A Case of Library Envy
Science and Engineering Library | Columbia University | New York
Architect: Rafael Moneo Vallés Arquitecto
Columbia University’s new Science and Engineering Library (SEL) is the latest take on how libraries support science research and learning. Housed in a new state-of-the-art high-rise interdisciplinary laboratory building built over an existing ground-level gymnasium, this project required no additional footprint to accomplish its space goals.
One of the many reasons why this LEED Gold–certified project is unique and noteworthy is the building’s location, which serves as a portal to the university’s expansion into West Harlem, as well as access to a popular café. But it’s the SEL itself—Pritzker Prize–winning architect José Rafael Moneo’s bridge-like steel structure—that is the magnet for students. The space, occupying two double-height floors and a half-floor mezzanine complete with great views of the campus and city, has become so popular that some campus blog posts by science and engineering undergrads request that only science and engineering students use this library. Davis Brody Bond Aedas was the associate architect.
Carefully conceived to foster innovation when it comes to advanced technologies, the Digital Science Center, contained within the SEL, is Columbia University Libraries’ fulfillment of its vision to redefine library space for the 21st century. It offers over 50 high-end workstations, an array of advanced peripherals like 3-D mice, over six-dozen specialized applications for scientific analysis, plus live in-person and virtual research support and consulting for emerging technologies.
The SEL boasts over 345 seats, plenty of collaborative spaces like booths and study rooms, presentation practice spaces, and traditional print materials.
The end result is that the SEL, by creating energizing, smart, and collaborative spaces, has lured researchers out of their offices and into the library, created “library envy” in the nonscience population, and is a case study in the shift of libraries as suppliers of print to providers and facilitators of tools and expertise designed to accomplish research and learning.
Progressing Toward Solitude
University of Arizona Poetry Center | University of Arizona | Tucson
Architect: Line and Space, LLC
The University of Arizona Poetry Center has a long past. Dating back to the 1960s and its humble beginnings in a small cottage, it made history in 2007 when the university opened it as the first building on an academic campus devoted solely to advancing and promoting poetry and literature. Over 18,000 square feet houses a 70,000-plus item noncirculating collection plus myriad spaces and places for experiencing poetry.
Sited on the edge of a campus that sits proudly in the Sonoran Desert, the Poetry Center is designed to be water-wise, energy thrifty, and solar shading. A poet-in-residence apartment can be naturally ventilated and offers living, writing, and research space within steps of the center’s collection of contemporary poetry.
Like many “centers of,” this one has diverse stakeholders including university students and faculty, researchers, poets, community members, and poetry lovers everywhere.
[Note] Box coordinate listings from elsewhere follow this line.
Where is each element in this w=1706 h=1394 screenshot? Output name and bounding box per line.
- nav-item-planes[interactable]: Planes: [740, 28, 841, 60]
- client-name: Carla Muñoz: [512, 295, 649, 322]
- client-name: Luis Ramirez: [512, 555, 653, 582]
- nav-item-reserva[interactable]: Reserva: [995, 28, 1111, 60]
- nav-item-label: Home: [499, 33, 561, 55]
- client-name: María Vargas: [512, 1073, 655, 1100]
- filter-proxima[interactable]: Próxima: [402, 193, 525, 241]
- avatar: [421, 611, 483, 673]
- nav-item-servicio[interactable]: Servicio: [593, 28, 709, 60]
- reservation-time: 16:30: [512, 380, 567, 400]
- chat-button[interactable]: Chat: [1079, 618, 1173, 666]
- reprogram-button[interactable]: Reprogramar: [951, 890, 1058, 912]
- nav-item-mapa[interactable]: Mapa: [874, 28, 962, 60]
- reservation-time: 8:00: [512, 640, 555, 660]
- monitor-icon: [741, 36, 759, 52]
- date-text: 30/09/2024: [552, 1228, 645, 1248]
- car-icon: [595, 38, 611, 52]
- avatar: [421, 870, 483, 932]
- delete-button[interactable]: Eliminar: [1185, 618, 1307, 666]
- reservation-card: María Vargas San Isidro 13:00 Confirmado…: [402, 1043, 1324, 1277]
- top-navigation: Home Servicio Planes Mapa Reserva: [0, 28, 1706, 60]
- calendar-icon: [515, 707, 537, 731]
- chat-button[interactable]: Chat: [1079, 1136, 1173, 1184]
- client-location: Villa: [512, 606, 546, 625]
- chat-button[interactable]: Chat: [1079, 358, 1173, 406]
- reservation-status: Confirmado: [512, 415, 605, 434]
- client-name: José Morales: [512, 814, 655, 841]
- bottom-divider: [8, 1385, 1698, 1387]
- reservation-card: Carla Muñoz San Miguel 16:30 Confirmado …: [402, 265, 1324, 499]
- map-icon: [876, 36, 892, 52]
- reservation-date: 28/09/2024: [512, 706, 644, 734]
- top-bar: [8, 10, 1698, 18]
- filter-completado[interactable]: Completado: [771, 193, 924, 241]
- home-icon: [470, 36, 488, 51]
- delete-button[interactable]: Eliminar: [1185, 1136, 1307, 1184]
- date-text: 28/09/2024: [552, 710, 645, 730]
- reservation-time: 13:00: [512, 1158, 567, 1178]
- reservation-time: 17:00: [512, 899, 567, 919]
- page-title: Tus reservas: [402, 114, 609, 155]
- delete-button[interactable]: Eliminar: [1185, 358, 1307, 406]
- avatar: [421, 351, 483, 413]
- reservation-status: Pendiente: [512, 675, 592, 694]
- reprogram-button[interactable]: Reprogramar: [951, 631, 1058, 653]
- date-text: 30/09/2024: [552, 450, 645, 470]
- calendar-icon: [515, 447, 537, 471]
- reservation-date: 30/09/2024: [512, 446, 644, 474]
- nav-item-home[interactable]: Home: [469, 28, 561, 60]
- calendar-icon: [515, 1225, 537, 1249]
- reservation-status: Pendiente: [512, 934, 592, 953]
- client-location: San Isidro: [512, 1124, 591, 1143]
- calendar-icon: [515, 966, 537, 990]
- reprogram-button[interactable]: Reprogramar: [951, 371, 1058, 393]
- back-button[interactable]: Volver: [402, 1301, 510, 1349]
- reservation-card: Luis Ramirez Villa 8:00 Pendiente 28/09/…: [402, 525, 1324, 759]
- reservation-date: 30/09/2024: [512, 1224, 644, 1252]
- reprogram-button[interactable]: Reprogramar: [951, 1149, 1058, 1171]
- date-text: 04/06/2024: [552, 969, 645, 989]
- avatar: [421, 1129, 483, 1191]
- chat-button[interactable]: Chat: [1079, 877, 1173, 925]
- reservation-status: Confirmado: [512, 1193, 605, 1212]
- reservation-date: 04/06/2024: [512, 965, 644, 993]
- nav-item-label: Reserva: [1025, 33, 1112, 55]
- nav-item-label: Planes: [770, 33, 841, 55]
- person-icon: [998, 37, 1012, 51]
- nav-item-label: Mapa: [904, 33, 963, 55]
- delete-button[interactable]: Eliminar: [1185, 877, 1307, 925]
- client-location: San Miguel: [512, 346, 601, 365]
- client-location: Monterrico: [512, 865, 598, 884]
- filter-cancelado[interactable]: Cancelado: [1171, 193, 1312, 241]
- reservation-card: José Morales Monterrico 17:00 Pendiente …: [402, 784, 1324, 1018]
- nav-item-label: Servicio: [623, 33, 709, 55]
Many helped in planning the building through a series of programming workshops during which a dissonance of active and quiet space needs emerged. The architect carefully crafted a solution that made everyone happy by creating a building that “progressed toward solitude.”
A munificent but delightfully spare building, the Poetry Center offers a distinguished reading series open to the public, academic support, community workshops, in-residence experiences for visiting writers, and special exhibits and cultural events. Comprehensive collection management, developed by Poetry Center staff and librarians along with the architect, was designed to control carefully the growth of the center’s distinguished collection with annual review of items reaching the midpoint in their life expectancy.
The Poetry Center’s architecture, with its modernist self shining through the angled glass wall and metal-sheathed roof lines at the entrance, is a major departure from the campus norm yet unflinchingly harmonizes with poetry’s innate equilibrium of opposites. Never has there been so much needed attention brought to bear on verse.